E c’è anche un terzo vantaggio nella produzione nello spazio, ed è un grande vantaggio per gli investitori. Uno dei migliori motivi per fabbricare cose nello spazio è il fatto che alcune cose possono essere prodotte solo in un ambiente a gravità zero. Questo ci porta a Varda Space Industries e Rocket Lab.

Produrre merci nello spazio, pro e contro

S&P Global Market Intelligence mostra che Varda Space, ha già attirato 51 milioni di dollari in investimenti per l’avviamento da società di venture capital. La società afferma che la sua missione è quella di costruire “il primo parco industriale commerciale a gravità zero” in orbita. Solo lì, dice l’azienda, ci sono le condizioni giuste per produrre “cavi in ​​fibra ottica più potenti” e “nuovi prodotti farmaceutici salvavita” che non possono essere prodotti sulla Terra.

Prima, però, Varda deve dimostrare la fattibilità del progetto. E per questo, si è rivolto al piccolo lanciarazzi e al futuro IPO Rocket Lab, attualmente noto con il nome SPAC , Vector Acquisition Corp.

Come annunciato dalle società la scorsa settimana, Varda ha assunto Rocket Lab per produrre diversi veicoli spaziali Photon per portare in orbita le sue “fabbriche spaziali”. Fondamentalmente, queste “stazioni di produzione” includeranno anche “moduli di rientro” per riportare i prodotti fabbricati nello spazio sulla Terra; che è l’obiettivo finale di mettere le fabbriche nello spazio, dopo tutto.

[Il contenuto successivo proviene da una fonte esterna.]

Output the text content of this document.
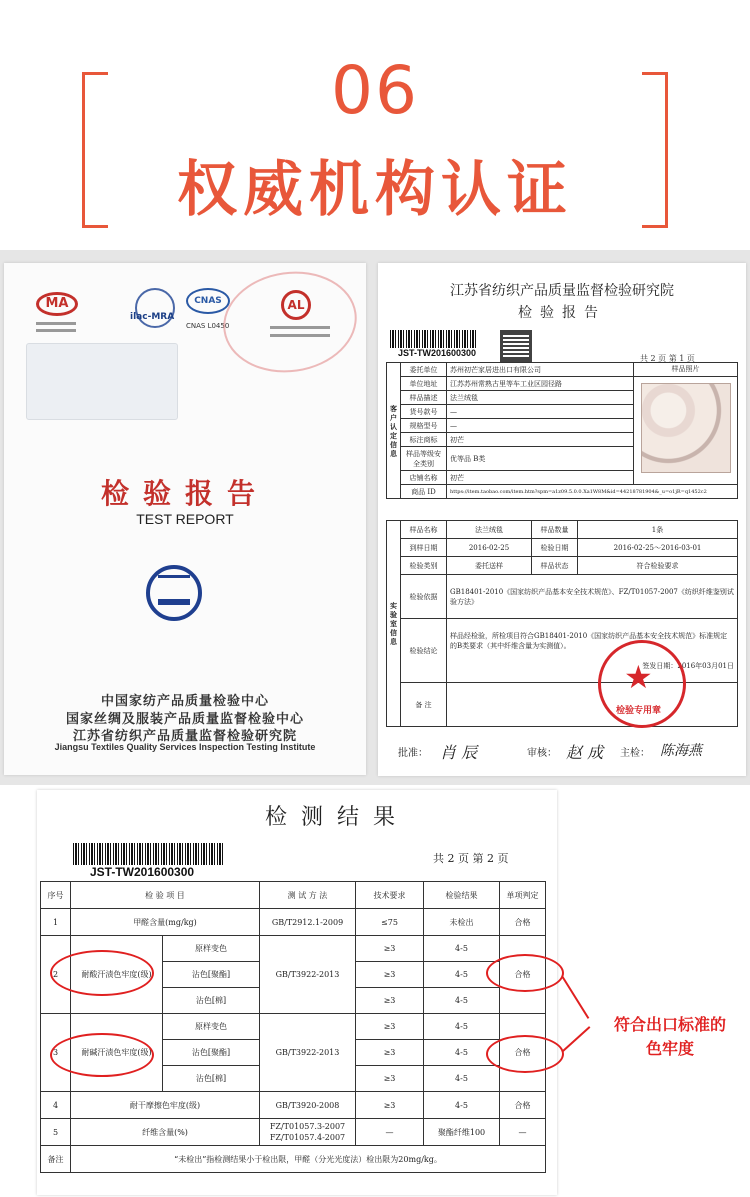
06
权威机构认证
MA
ilac-MRA
CNAS
CNAS L0450
AL
检验报告
TEST REPORT
中国家纺产品质量检验中心
国家丝绸及服装产品质量监督检验中心
江苏省纺织产品质量监督检验研究院
Jiangsu Textiles Quality Services Inspection Testing Institute
江苏省纺织产品质量监督检验研究院
检验报告
JST-TW201600300
共 2 页 第 1 页
客户认定信息	委托单位	苏州初芒家居进出口有限公司	样品照片

	单位地址	江苏苏州常熟古里等车工业区园径路	
	样品描述	法兰绒毯	
	货号款号	—	
	规格型号	—	
	标注商标	初芒	
	样品等级安全类别	优等品 B类	
	店铺名称	初芒	
	商品 ID	https://item.taobao.com/item.htm?spm=a1z09.5.0.0.Xa1W8M&id=44218781904&_u=o1jR=q1452c2	
实验室信息	样品名称	法兰绒毯	样品数量	1条
	到样日期	2016-02-25	检验日期	2016-02-25～2016-03-01
	检验类别	委托送样	样品状态	符合检验要求
	检验依据	GB18401-2010《国家纺织产品基本安全技术规范》、FZ/T01057-2007《纺织纤维鉴别试验方法》		
	检验结论	样品经检验，所检项目符合GB18401-2010《国家纺织产品基本安全技术规范》标准规定的B类要求（其中纤维含量为实测值）。
签发日期：2016年03月01日		

	备 注			
★
检验专用章
批准： 肖 辰	审核： 赵 成 主检： 陈海燕
检测结果
JST-TW201600300
共 2 页 第 2 页
序号	检 验 项 目		测 试 方 法	技术要求	检验结果	单项判定
1	甲醛含量(mg/kg)		GB/T2912.1-2009	≤75	未检出	合格
2	耐酸汗渍色牢度(级)	原样变色	GB/T3922-2013	≥3	4-5	合格
		沾色[聚酯]		≥3	4-5	
		沾色[棉]		≥3	4-5	
3	耐碱汗渍色牢度(级)	原样变色	GB/T3922-2013	≥3	4-5	合格
		沾色[聚酯]		≥3	4-5	
		沾色[棉]		≥3	4-5	
4	耐干摩擦色牢度(级)		GB/T3920-2008	≥3	4-5	合格
5	纤维含量(%)		FZ/T01057.3-2007
FZ/T01057.4-2007	—	聚酯纤维100	—
备注	“未检出”指检测结果小于检出限，甲醛（分光光度法）检出限为20mg/kg。					
符合出口标准的
色牢度
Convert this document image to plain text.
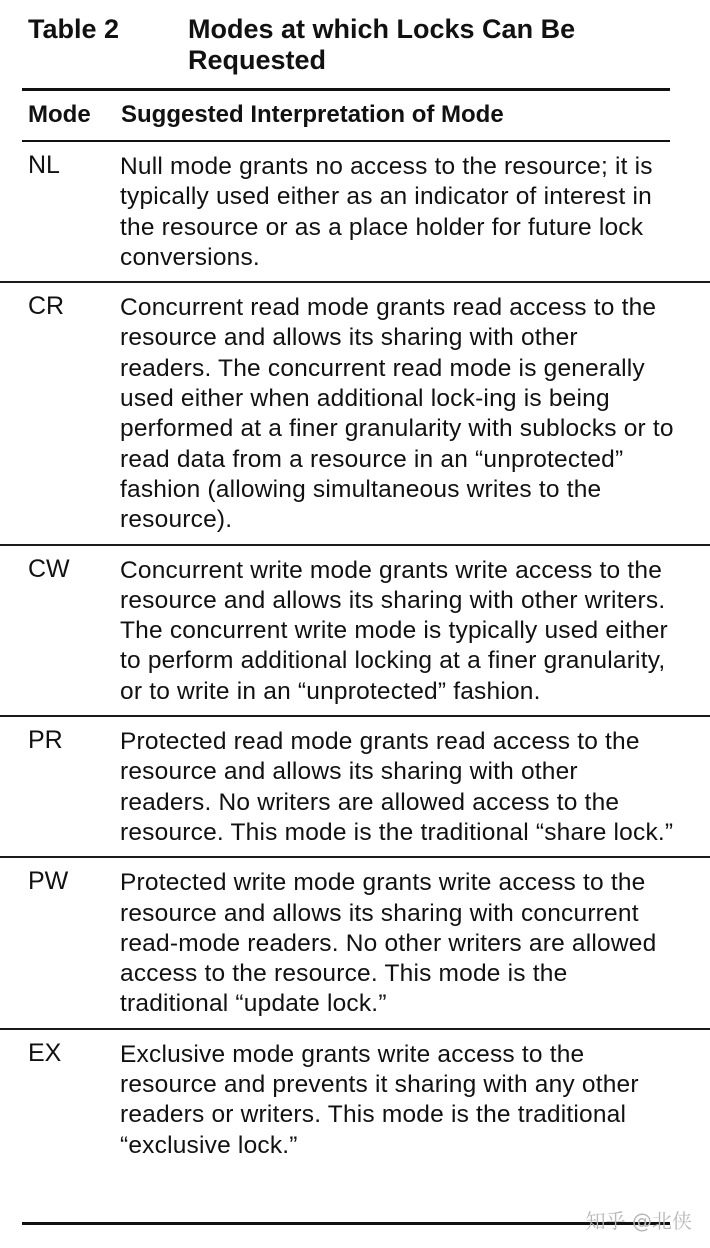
Table 2	Modes at which Locks Can Be Requested
Mode Suggested Interpretation of Mode
NL Null mode grants no access to the resource; it is typically used either as an indicator of interest in the resource or as a place holder for future lock conversions.
CR Concurrent read mode grants read access to the resource and allows its sharing with other readers. The concurrent read mode is generally used either when additional lock-ing is being performed at a finer granularity with sublocks or to read data from a resource in an “unprotected” fashion (allowing simultaneous writes to the resource).
CW Concurrent write mode grants write access to the resource and allows its sharing with other writers. The concurrent write mode is typically used either to perform additional locking at a finer granularity, or to write in an “unprotected” fashion.
PR Protected read mode grants read access to the resource and allows its sharing with other readers. No writers are allowed access to the resource. This mode is the traditional “share lock.”
PW Protected write mode grants write access to the resource and allows its sharing with concurrent read-mode readers. No other writers are allowed access to the resource. This mode is the traditional “update lock.”
EX Exclusive mode grants write access to the resource and prevents it sharing with any other readers or writers. This mode is the traditional “exclusive lock.”
知乎 @北侠
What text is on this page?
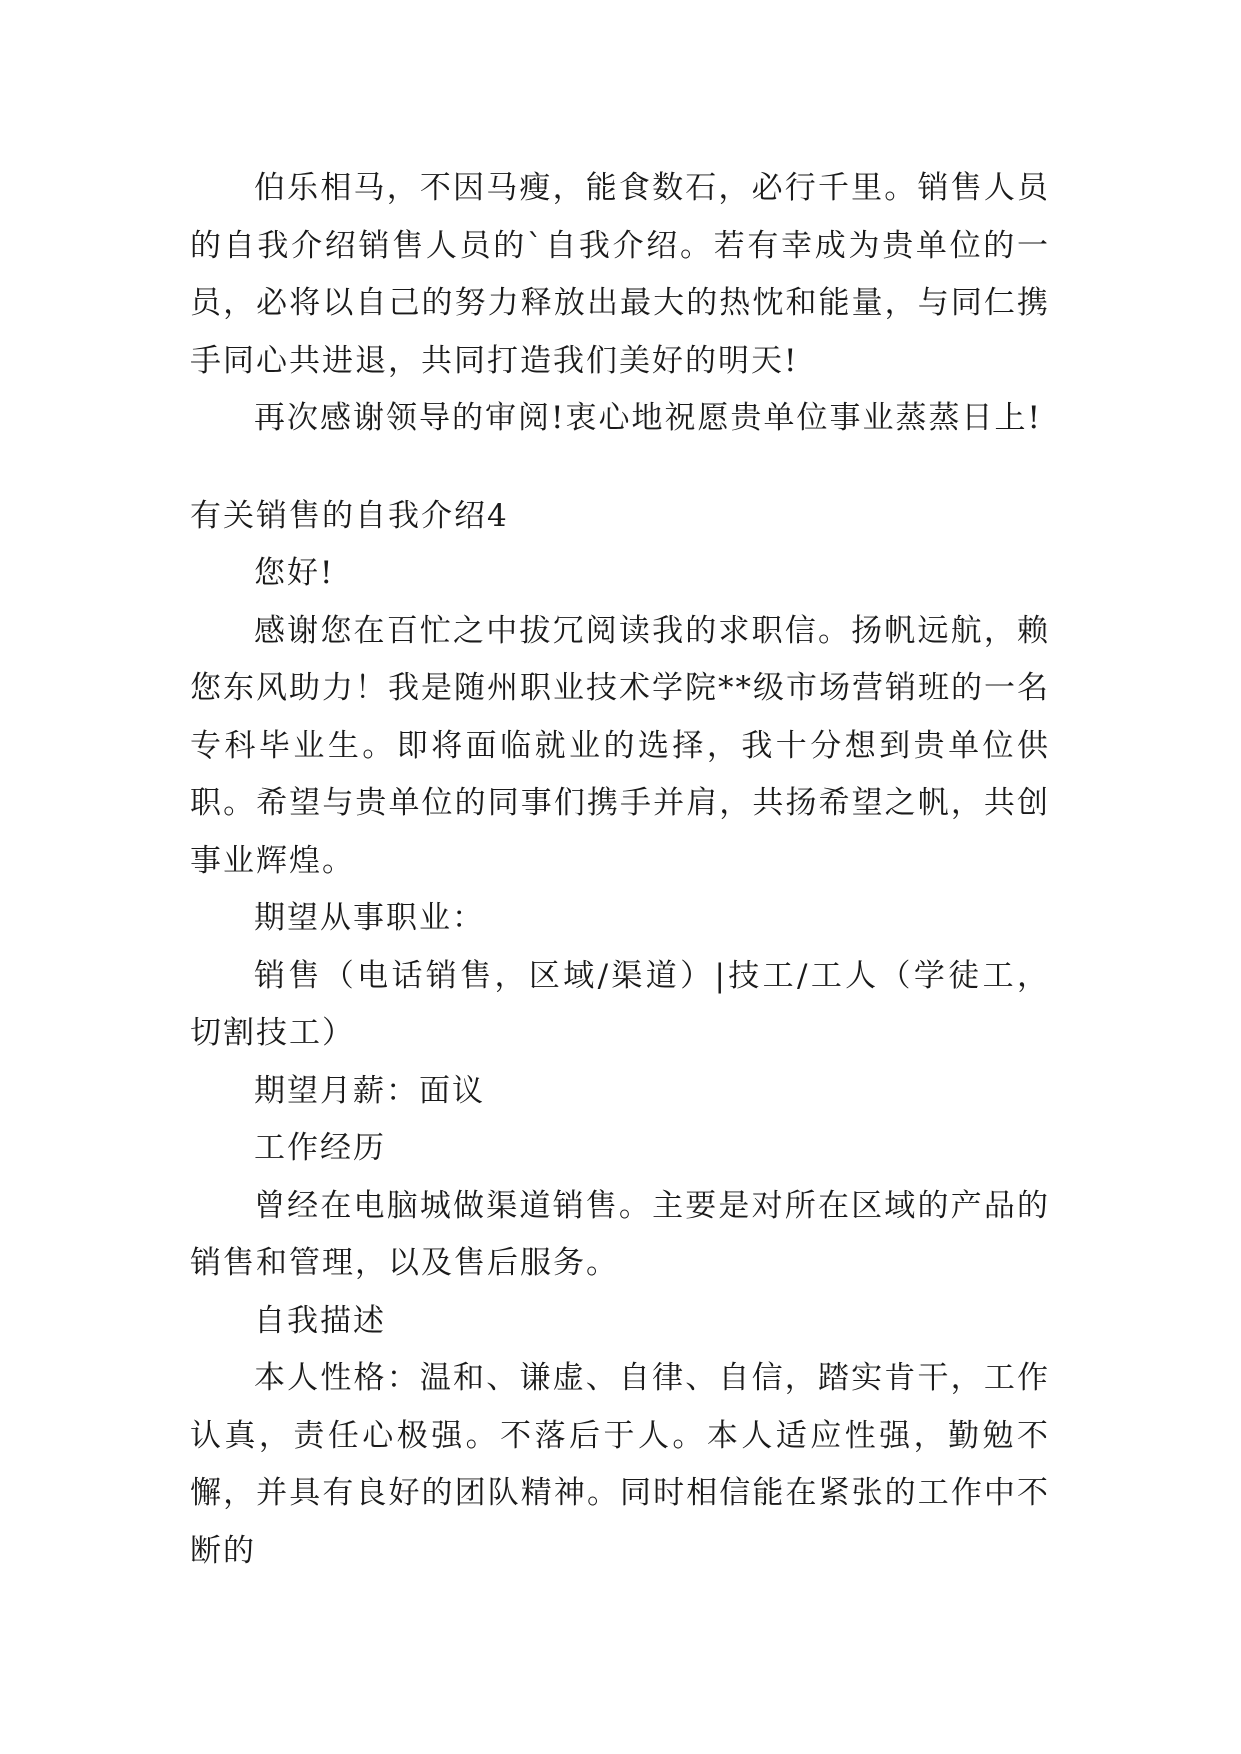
伯乐相马，不因马瘦，能食数石，必行千里。销售人员的自我介绍销售人员的`自我介绍。若有幸成为贵单位的一员，必将以自己的努力释放出最大的热忱和能量，与同仁携手同心共进退，共同打造我们美好的明天!

再次感谢领导的审阅!衷心地祝愿贵单位事业蒸蒸日上!

有关销售的自我介绍4

您好!

感谢您在百忙之中拔冗阅读我的求职信。扬帆远航，赖您东风助力！我是随州职业技术学院**级市场营销班的一名专科毕业生。即将面临就业的选择，我十分想到贵单位供职。希望与贵单位的同事们携手并肩，共扬希望之帆，共创事业辉煌。

期望从事职业：

销售（电话销售，区域/渠道）|技工/工人（学徒工，切割技工）

期望月薪：面议

工作经历

曾经在电脑城做渠道销售。主要是对所在区域的产品的销售和管理，以及售后服务。

自我描述

本人性格：温和、谦虚、自律、自信，踏实肯干，工作认真，责任心极强。不落后于人。本人适应性强，勤勉不懈，并具有良好的团队精神。同时相信能在紧张的工作中不断的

A questo punto però a molti è sorto un dubbio: se le fabbriche spaziali di Varda sono in grado di produrre con successo prodotti finiti nello spazio; non avranno bisogno di portare con sé le materie prime dalla Terra?

E la risposta a questa domanda è “sì”. Simile a come funzionano le cose con la stampa 3D sulla ISS, Varda dovrà pagare per lanciare sia le fabbriche spaziali stesse, sia le materie prime con cui lavoreranno. Quindi, almeno in questa prima fase dell’esperimento, si parla di produzione estremamente costose.

Detto questo, Varda e Rocket Lab stanno ancora aprendo nuove strade e cercando un modo per mettere in orbita le fabbriche. Se ci riescono, il prossimo passo logico sarà iniziare a cercare materie prime già presenti nello spazio; la luna è il luogo più probabile da cercare. E con l’accesso alle materie prime assicurato, Varda immagina un giorno in cui potrebbe costruire fabbriche spaziali grandi quanto la stessa ISS e produrre merci a gravità zero su larga scala.